A “deductible” is a specific dollar amount that your health insurance company may require that you pay out-of-pocket each year before your health insurance plan begins to make payments for claims. Most Indemnity and PPO plans require you to meet the annual deductible prior to making payments.
What is coinsurance?

Coinsurance is the amount that you are required to pay for a medical claim, apart from any co-payments or deductible. If there is a 20% coinsurance requirement, then a $100 medical bill would cost you $20, and the insurance company would pay the remaining $80 until you meet the total annual out of pocket requirement.

What about pre-existing conditions?

Many people worry about coverage for preexisting conditions, especially when they change jobs. The Health Insurance Portability and Accountability Act (HIPAA) helps assure continued health insurance coverage for employees and their dependents. Starting July 1, 1997, insurers could impose only one 12-month waiting period for any preexisting condition treated or diagnosed in the previous six months. Your prior health insurance coverage will be credited toward the preexisting condition exclusion period as long as you have maintained continuous coverage without a break of more than 62 days. Pregnancy is not considered a preexisting condition, and newborns and adopted children who are covered within 30 days are not subject to the 12-monthwaiting period.

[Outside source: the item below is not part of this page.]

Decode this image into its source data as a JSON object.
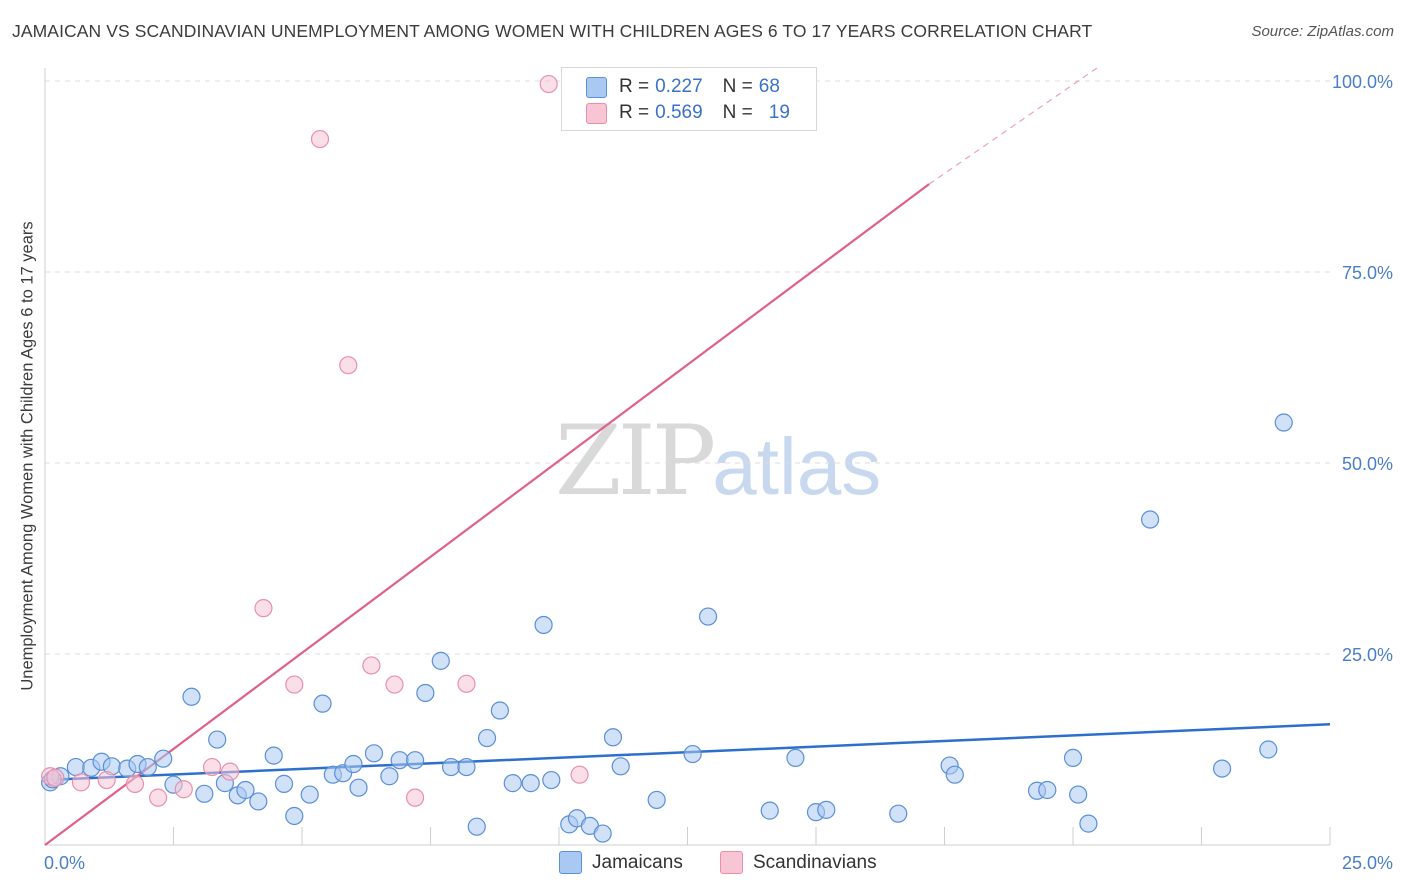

If you have had group health coverage for two years, and you switch jobs and go to another plan, that new health plan cannot impose another preexisting condition exclusion period. If, for example, you have had prior coverage of only eight months, you may be subject to a four-month, preexisting condition exclusion period when you switch jobs. If you’ve never been covered by an employer’s group plan, and you get a job that offers such coverage, you may be subject to a 12-month, preexisting condition waiting period.

Federal law also makes it easier for you to get individual insurance under certain situations, including if you have left a job where you had group health insurance, or had another plan for more than 18 months without a break of more than 62 days.

If you have not been covered under a group plan and have found it difficult to get insurance on your own, check with your state insurance department to see if your state has a risk pool. Similar to risk pools for automobile insurance, these can provide health insurance for people who cannot get it elsewhere.